Limonlu Pastanın Sıradışı Hüznü'nde; sıradışı bir aileyle tanışacaksınız. Dededen torunlara geçen yetenek, hem olağanüstü hem de tam bir trajedi.
Dokuz yaşlarından başlayarak Rosa'nın ağzından dinliyoruz hikayeyi. Bir sabah annesinin yaptığı limonlu pastanın ilk lokmasını çiğnerken fark ediyor yeteneğini ve ardından hiçbir şey eskisi gibi olmuyor. Rosa, tattığı yiyecekleri üretenlerin ruh hallerini keşfediyor ve elbette bu onun hayatını da allak bullak ediyor.
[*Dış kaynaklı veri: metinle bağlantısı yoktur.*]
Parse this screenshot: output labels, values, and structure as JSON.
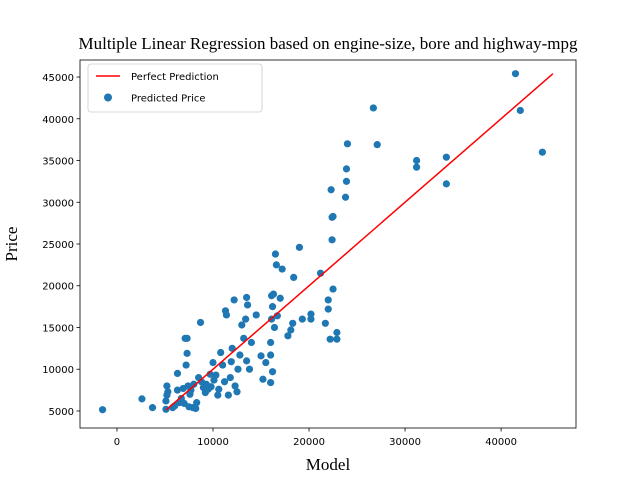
{
  "chart_data": {
    "type": "scatter",
    "title": "Multiple Linear Regression based on engine-size, bore and highway-mpg",
    "x_label": "Model",
    "y_label": "Price",
    "xlim": [
      -3850,
      47800
    ],
    "ylim": [
      2960,
      47040
    ],
    "xticks": [
      0,
      10000,
      20000,
      30000,
      40000
    ],
    "yticks": [
      5000,
      10000,
      15000,
      20000,
      25000,
      30000,
      35000,
      40000,
      45000
    ],
    "legend": "upper left",
    "series": [
      {
        "name": "Perfect Prediction",
        "type": "line",
        "color": "#ff0000",
        "x": [
          5118,
          45400
        ],
        "y": [
          5118,
          45400
        ]
      },
      {
        "name": "Predicted Price",
        "type": "scatter",
        "color": "#1f77b4",
        "x": [
          -1500,
          2600,
          3700,
          5100,
          5200,
          5200,
          5100,
          5300,
          5800,
          6000,
          6300,
          6300,
          6500,
          6700,
          6900,
          7000,
          7100,
          7200,
          7300,
          7300,
          7400,
          7500,
          7600,
          7700,
          7900,
          8000,
          8200,
          8300,
          8500,
          8700,
          8800,
          9000,
          9200,
          9300,
          9500,
          9700,
          9800,
          10000,
          10100,
          10300,
          10500,
          10600,
          10800,
          11000,
          11200,
          11300,
          11400,
          11600,
          11800,
          11900,
          12000,
          12200,
          12300,
          12500,
          12600,
          12800,
          13000,
          13200,
          13400,
          13500,
          13500,
          13600,
          13800,
          14000,
          14500,
          15000,
          15200,
          15500,
          16000,
          16100,
          16200,
          16300,
          16500,
          16600,
          16700,
          16000,
          16000,
          16200,
          16100,
          16400,
          17000,
          17200,
          17800,
          18100,
          18400,
          18300,
          19000,
          19300,
          20200,
          20200,
          21200,
          21700,
          22000,
          22200,
          22300,
          22400,
          22500,
          22400,
          22500,
          22000,
          22900,
          22900,
          24000,
          23900,
          23900,
          23800,
          26700,
          27100,
          31200,
          31200,
          34300,
          34300,
          41500,
          42000,
          44300
        ],
        "y": [
          5150,
          6450,
          5400,
          5200,
          8000,
          6900,
          6200,
          7300,
          5400,
          5600,
          7500,
          9500,
          6000,
          6500,
          7700,
          5900,
          13700,
          10500,
          11900,
          13700,
          8000,
          5500,
          7000,
          7500,
          5400,
          8200,
          5300,
          6000,
          9000,
          15600,
          8500,
          7800,
          7200,
          8200,
          7600,
          9400,
          7900,
          10800,
          8700,
          9300,
          6900,
          7600,
          12000,
          10500,
          8500,
          17000,
          16500,
          6900,
          9000,
          10900,
          12500,
          18300,
          8000,
          7300,
          10000,
          11700,
          15300,
          13700,
          16000,
          11000,
          18600,
          17700,
          10000,
          13200,
          16500,
          11600,
          8800,
          10800,
          13200,
          18800,
          17500,
          19000,
          23800,
          22500,
          16400,
          11700,
          8400,
          9700,
          16000,
          15000,
          18500,
          22000,
          14000,
          14700,
          21000,
          15500,
          24600,
          16000,
          16000,
          16600,
          21500,
          15500,
          17200,
          13600,
          31500,
          28200,
          28300,
          25500,
          19600,
          18300,
          14400,
          13600,
          37000,
          34000,
          32500,
          30600,
          41300,
          36900,
          35000,
          34200,
          35400,
          32200,
          45400,
          41000,
          36000
        ]
      }
    ]
  }
}
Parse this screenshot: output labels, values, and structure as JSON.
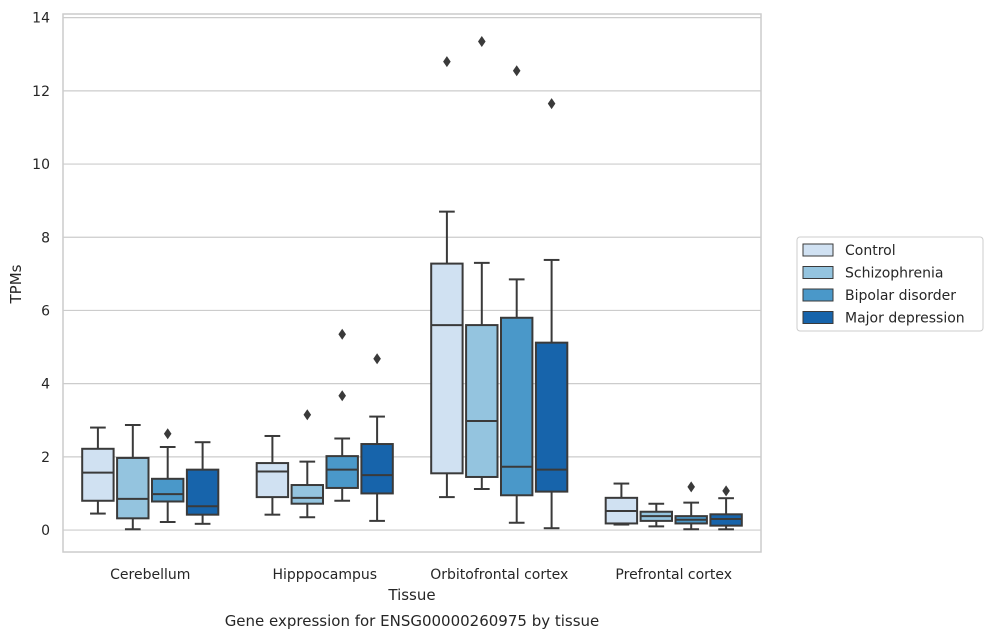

Anlattıklarım size ilk bakışta yerli yerine oturmamış bir kurgu gibi gelebilir. Ama yazar olayları öylesine yavaş akıtıyor ki, inandırıcılık tam yerine oturuyor.
Aksiyon bekleyenler, hızlı akan olay sevenler için kitap hayal kırıklığı oluşturabilir ama bir kalbin nasıl attığını hissetmek isteyenler için biçilmiş kaftan.
Olayları değil ardındaki insanı düşünmeyi ve anlamayı isteyenler için kitap okunası.